"When I use a word", said Humpty Dumpty to Alice, in Lewis Carroll's classic children's story, Through the Looking Glass, "it means just what I choose it to mean". It was, suggested Humpty, really a question of power. He would have loved "the precautionary principle", which has become the favoured mantra among environmentalists.
The basic idea sounds sensible -- if scientists are unsure whether something might damage the environment, authorities should act to prevent harm from occurring. The Humpty Dumptyish aspects stem from the impossibility of agreeing what this means in actual practice, which allows environmentalists to invoke the precautionary principle to justify any anti-development campaign they fancy.
Over the past two decades increasingly expansive versions of the principle have been formulated and introduced into international agreements. The Rio Earth Summit in 1992 adopted the phrasing "where there are threats of serious or irreversible damage, lack of full scientific certainty shall not be used as a reason for postponing cost-effective measures to prevent environmental degradation".
But the "cost-effective" qualification upsets the greens, who believe that their ideas of what is good for the environment must be given first priority, irrespective of the costs or consequences. So Greenpeace documents usually omit this qualification, even when they supposedly quote the Rio agreement.
And the most recent international recourse to the precautionary principle, the Biosafety Protocol concluded in Montreal last month by over 130 countries, says nothing about cost-effectiveness. Environmentalists were delighted, hailing the document as providing the strongest formulation of the principle to date.
Many people may think that if environmentalists are happy, we should all rejoice. If the precautionary principle helps to save the planet, surely there can be nothing to complain about.
But following the greens' lead on this matter is most unwise. Part of the reason is to be found in one of the most important insights that environmentalists themselves have promoted -- the need to see our world as an intricately related whole, rather than as a collection of largely unconnected parts.

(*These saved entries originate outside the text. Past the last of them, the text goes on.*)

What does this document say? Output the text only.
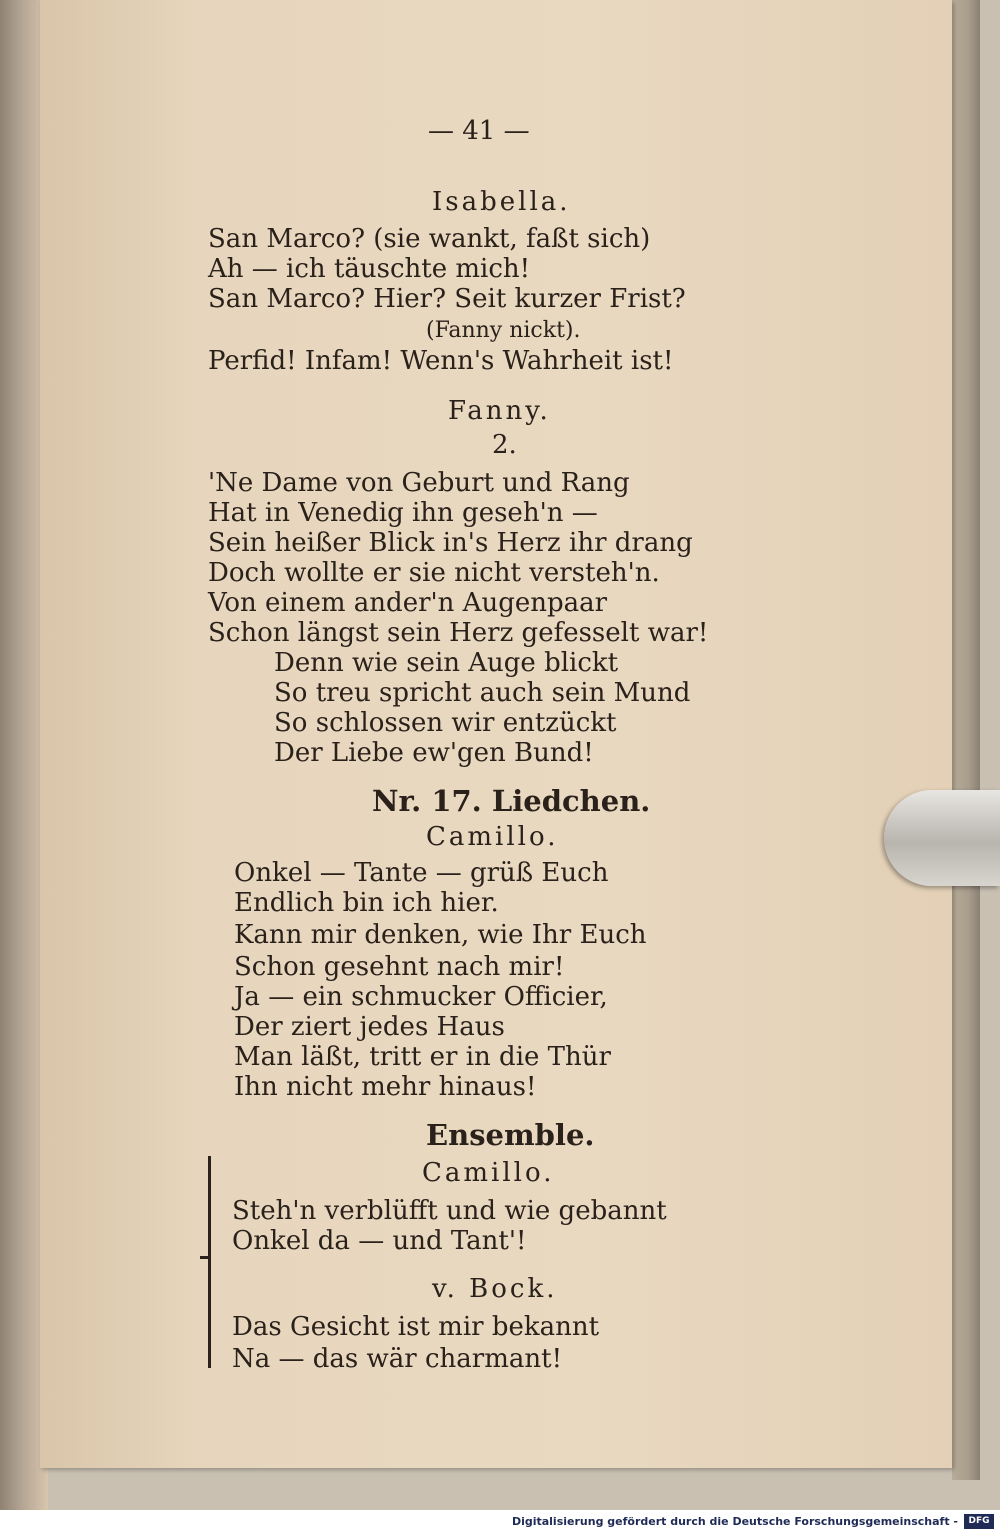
— 41 —
Isabella.
San Marco? (sie wankt, faßt sich)
Ah — ich täuschte mich!
San Marco? Hier? Seit kurzer Frist?
(Fanny nickt).
Perfid! Infam! Wenn's Wahrheit ist!
Fanny.
2.
'Ne Dame von Geburt und Rang
Hat in Venedig ihn geseh'n —
Sein heißer Blick in's Herz ihr drang
Doch wollte er sie nicht versteh'n.
Von einem ander'n Augenpaar
Schon längst sein Herz gefesselt war!
Denn wie sein Auge blickt
So treu spricht auch sein Mund
So schlossen wir entzückt
Der Liebe ew'gen Bund!
Nr. 17. Liedchen.
Camillo.
Onkel — Tante — grüß Euch
Endlich bin ich hier.
Kann mir denken, wie Ihr Euch
Schon gesehnt nach mir!
Ja — ein schmucker Officier,
Der ziert jedes Haus
Man läßt, tritt er in die Thür
Ihn nicht mehr hinaus!
Ensemble.
Camillo.
Steh'n verblüfft und wie gebannt
Onkel da — und Tant'!
v. Bock.
Das Gesicht ist mir bekannt
Na — das wär charmant!
Digitalisierung gefördert durch die Deutsche Forschungsgemeinschaft -	DFG
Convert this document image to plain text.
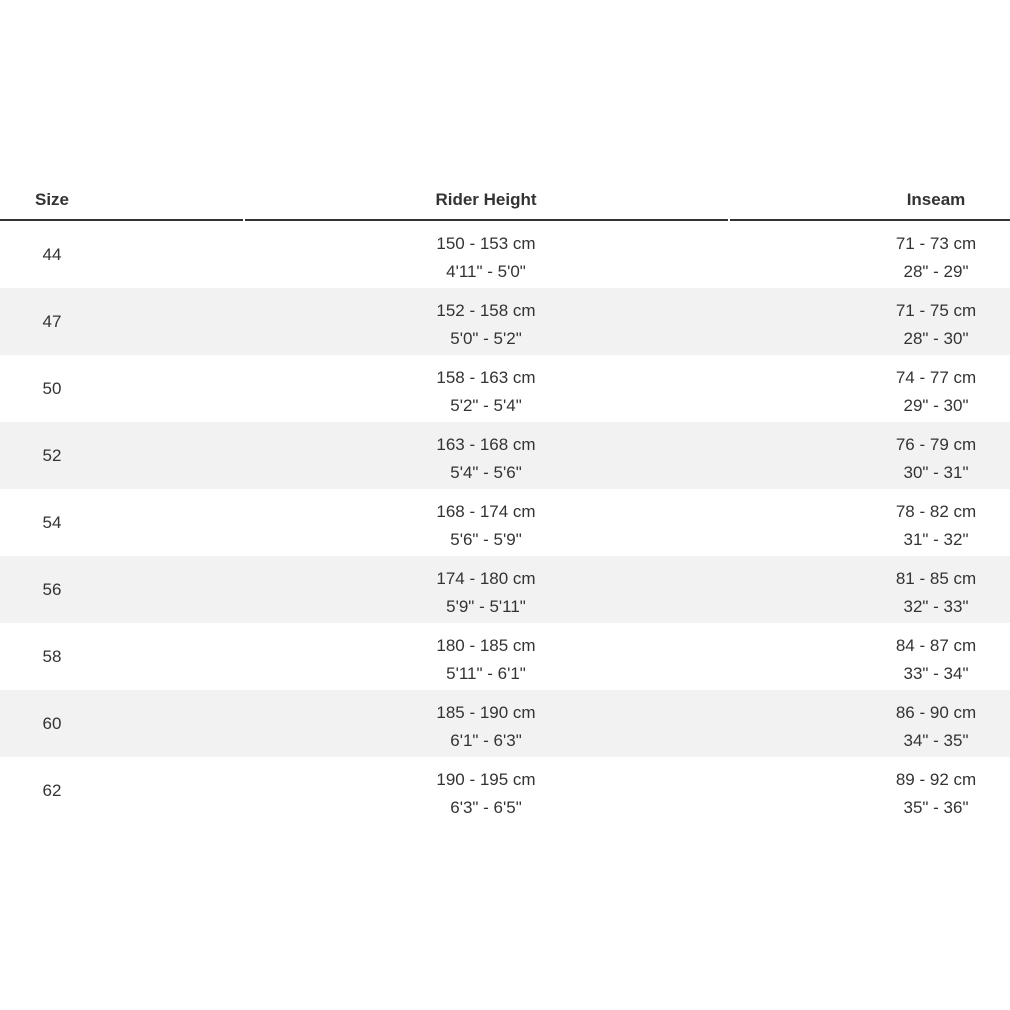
Size	Rider Height	Inseam
44
150 - 153 cm
4'11" - 5'0"
71 - 73 cm
28" - 29"
47
152 - 158 cm
5'0" - 5'2"
71 - 75 cm
28" - 30"
50
158 - 163 cm
5'2" - 5'4"
74 - 77 cm
29" - 30"
52
163 - 168 cm
5'4" - 5'6"
76 - 79 cm
30" - 31"
54
168 - 174 cm
5'6" - 5'9"
78 - 82 cm
31" - 32"
56
174 - 180 cm
5'9" - 5'11"
81 - 85 cm
32" - 33"
58
180 - 185 cm
5'11" - 6'1"
84 - 87 cm
33" - 34"
60
185 - 190 cm
6'1" - 6'3"
86 - 90 cm
34" - 35"
62
190 - 195 cm
6'3" - 6'5"
89 - 92 cm
35" - 36"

The physical, biological and social components of our environment form an extraordinarily complex and dynamic system, which means that there will always be uncertainty about the effects of any actions, no matter how seemingly innocuous or benign. The fundamental question is how best to deal with this uncertainty, which applies to all aspects of our life, and not just the natural environment.
In arguing for the precautionary principle, the greens urge us to take a "risk-averse" approach to nature, which they portray as "fragile" and potentially threatened by any technological changes. On the other hand, they are cavalier about the dangers their utopian political programs might pose to social order, despite indications that human social arrangements are at least as "fragile" -- if not more so -- as natural environments, and evidence that social breakdown in modern nations quickly leads to ecological disaster as well.
One way of understanding the dangers of a "risk averse" approach is to consider the harm that overprotective -- or "risk-averse" -- parents can do.
By preventing their children from playing any demanding sports, or by forbidding them from ever going on unsupervised outings with their friends, parents may save their offspring from some hazards, but usually at the cost of stunting their long-term physical and emotional growth. Children from families who take a more balanced approach might run the risk of suffering the odd broken limb or brush with authority, but they will probably be better equipped to cope with the unpredictable crises they will encounter later in life.
The late Aaron Wildavsky, a social scientist who wrote much good sense about risk, liked to point out that we live in a world in which safety and danger are inextricably intertwined. Under certain conditions things which benefit our lives can also destroy them -- the electricity which powers our homes and workplaces can electrocute, and the fire which cooks our food or warms our bodies can also incinerate.
Had our distant forebears taken the precautionary principle to heart we would have walked away from every technological advance starting with the domestication of fire, and we would still be living like our primate cousins.
Greens invoke the precautionary principle in order to shift the burden of proof onto the proponents of new technology, who are told they must demonstrate that their projects will not cause any harm before they are allowed to go ahead.
This is an impossible demand, which ensures that any developer who proposes something that greens don't like can invariably be stymied, just as Humpty Dumpty continually wrong-footed Alice. Ronald Bailey, an American commentator on environmental issues, recently wrote about his conversation with a prominent bioethicist and supporter of the precautionary principle who gleefully told him "whoever has the burden of proof loses".
There is only one sensible way of dealing with the unavoidable environmental and other uncertainties that we will always have to confront. We should take a hint from nature, and realise that a species' ability to survive unexpected crises stems from its resilience.
Human resilience is strengthened by strategies which encourage a reasonable amount of trial and error and by developments which increase our wealth. Third World countries clearly demonstrate that wealthy societies are in a far better position than poor societies to promote human and environmental health.
Yes, we will make some mistakes, as we have in the past. But the lessons we learn from these mistakes expand our knowledge, ingenuity and control over resources. This increases our chances of coping successfully with the really dangerous, but unknowable threats to the environment that humans are certain to face in the future. Following the precautionary principle would be the greatest risk of all.